De crainte de voir d'autres personnes se joindre à Bilâl dans sa prise de position et le risque de trouble que cela pourrait entraîner, on suggéra que ce dernier soit banni de la Capitale et exilé dans un endroit lointain pour le mettre hors d'état de nuire, et pour que les gens finissent par l'oublier et oublier avec lui les reproches faits à l'encontre du calife.

Mais certains conseillers du calife firent remarquer: «Si nous l'exilons ouvertement, nous serons encore plus blâmés. Il est possible d'ailleurs que l'Imam 'Alî y objecte. Et dans ce cas notre action produirait un effet contraire à celui escompté. Il vaudrait mieux donc que nous le soumettions à des persécutions et à des menaces afin qu'il soit obligé de quitter Médine de lui-même».

Ce schéma fut approuvé par la majorité des conseillers, et suséquemment Bilâl commença à subir des persécutions jour et nuit et à faire l'objet, en permanence, de menaces de mort.

A la fin il reçut le message suivant: «Soit tu prêtes serment d'allégeance à Abû Bakr et tu fais l'azan, soit tu quittes Médine».(55)

 

Selon certains historiens, 'Omar dit à Bilâl: «Maintenant que tu ne fais plus l'azan, tu ne dois pas rester à Médine où tu peux devenir une source de corruption» et il le soumit à des pressions».(56)

Ainsi, le porte-parole du mouvement de l'Islam fut placé devant un dilemme difficile: d'une part il lui était très pénible d'abandonner la Ville du Prophète (Madînat-al-Rasûl), et d'autre part il lui semblait impossible d'y rester. Il se demandait comment il pouvait demeurer à Médine et résister aux pressions.
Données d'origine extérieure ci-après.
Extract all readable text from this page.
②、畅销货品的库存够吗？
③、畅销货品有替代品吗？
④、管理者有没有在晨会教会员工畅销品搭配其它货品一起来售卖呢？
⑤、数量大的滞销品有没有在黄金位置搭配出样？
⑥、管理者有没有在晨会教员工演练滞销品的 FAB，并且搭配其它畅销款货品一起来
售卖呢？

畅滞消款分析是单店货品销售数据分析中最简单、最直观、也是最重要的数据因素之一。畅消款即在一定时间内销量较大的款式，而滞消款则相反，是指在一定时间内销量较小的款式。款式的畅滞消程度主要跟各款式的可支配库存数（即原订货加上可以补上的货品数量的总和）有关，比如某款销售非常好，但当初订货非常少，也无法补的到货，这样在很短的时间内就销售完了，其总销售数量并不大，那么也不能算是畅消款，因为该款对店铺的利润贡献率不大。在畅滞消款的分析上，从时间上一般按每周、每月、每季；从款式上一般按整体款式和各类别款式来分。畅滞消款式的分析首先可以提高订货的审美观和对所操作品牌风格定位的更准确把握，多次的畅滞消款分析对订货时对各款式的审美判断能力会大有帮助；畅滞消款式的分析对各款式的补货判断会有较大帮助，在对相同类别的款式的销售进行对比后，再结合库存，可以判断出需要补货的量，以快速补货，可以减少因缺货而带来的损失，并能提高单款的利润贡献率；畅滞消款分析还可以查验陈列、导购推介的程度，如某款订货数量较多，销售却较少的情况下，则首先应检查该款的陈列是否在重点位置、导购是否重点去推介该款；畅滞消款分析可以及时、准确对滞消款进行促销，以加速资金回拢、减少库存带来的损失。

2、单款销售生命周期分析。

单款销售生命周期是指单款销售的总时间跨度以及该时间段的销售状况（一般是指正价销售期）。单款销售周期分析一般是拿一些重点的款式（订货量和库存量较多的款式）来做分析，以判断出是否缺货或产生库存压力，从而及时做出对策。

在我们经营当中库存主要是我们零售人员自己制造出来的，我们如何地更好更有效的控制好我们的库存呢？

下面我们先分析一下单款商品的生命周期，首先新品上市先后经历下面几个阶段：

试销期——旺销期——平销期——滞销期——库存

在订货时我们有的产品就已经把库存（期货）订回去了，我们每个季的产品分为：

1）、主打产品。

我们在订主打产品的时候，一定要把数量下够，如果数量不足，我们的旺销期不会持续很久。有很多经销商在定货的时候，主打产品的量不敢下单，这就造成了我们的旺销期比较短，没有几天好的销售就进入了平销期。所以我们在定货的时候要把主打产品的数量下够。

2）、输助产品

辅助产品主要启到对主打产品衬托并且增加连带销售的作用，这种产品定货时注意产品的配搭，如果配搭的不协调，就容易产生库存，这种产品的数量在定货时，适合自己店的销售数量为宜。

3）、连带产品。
Après tout, comment pouvait-il quitter Médine, la tombe du Prophète (P) et les milliers de souvenirs que cette ville lui évoquait? Toutefois, il choisit finalement de partir dans l'espoir de pouvoir avoir plus de liberté pour réveiller les gens et leur expliquer que le Califat avait été usurpé et qu'il devait revenir à son ayant-droit. Il pensa qu'il était de son devoir d'expliquer la vérité aux gens. Rester à Médine l'empêchait de s'acquitter de ce devoir et pis, le conduirait à approuver, ne fût-ce que par son silence forcé, l'action du gouvernement, ce qu'il lui était impossible de faire, car ce fût approuver l'injustice.

Il décida donc de partir pour la Syrie et se prépara pour le bannissement. Avant de décider de s'exiler en Syrie, il avait consulté la famille du Saint Prophète. Et lorsqu'il fut prêt au départ, la première chose qu'il fit, fut d'aller dire adieu à l'Imam 'Alî.

Cette rencontre entre l'Imam 'Alî et Bilâl eut lieu dans un climat très émouvant. Alors que le premier pouvait à peine cacher sa grande émotion, le second ne put empêcher ses larmes d'inonder son visage.

Puis, Bilâl se rendît au tombeau du Saint Prophète pour faire ses adieux également. Et après avoir passé un bon moment à pleurer sur la tombe, il s'adressa au saint Défunt dans ces termes:

«O Noble Prophète de l'Islam! Tu sais bien toi-même quels jours affligeants nous traversons et quel coup sévère a été porté au corps de ta religion. O Prophète d'Allah! J'ai été contraint à la suite des pressions croissantes de l'administration califale de me résoudre à quitter ta ville pour m'exiler en Syrie».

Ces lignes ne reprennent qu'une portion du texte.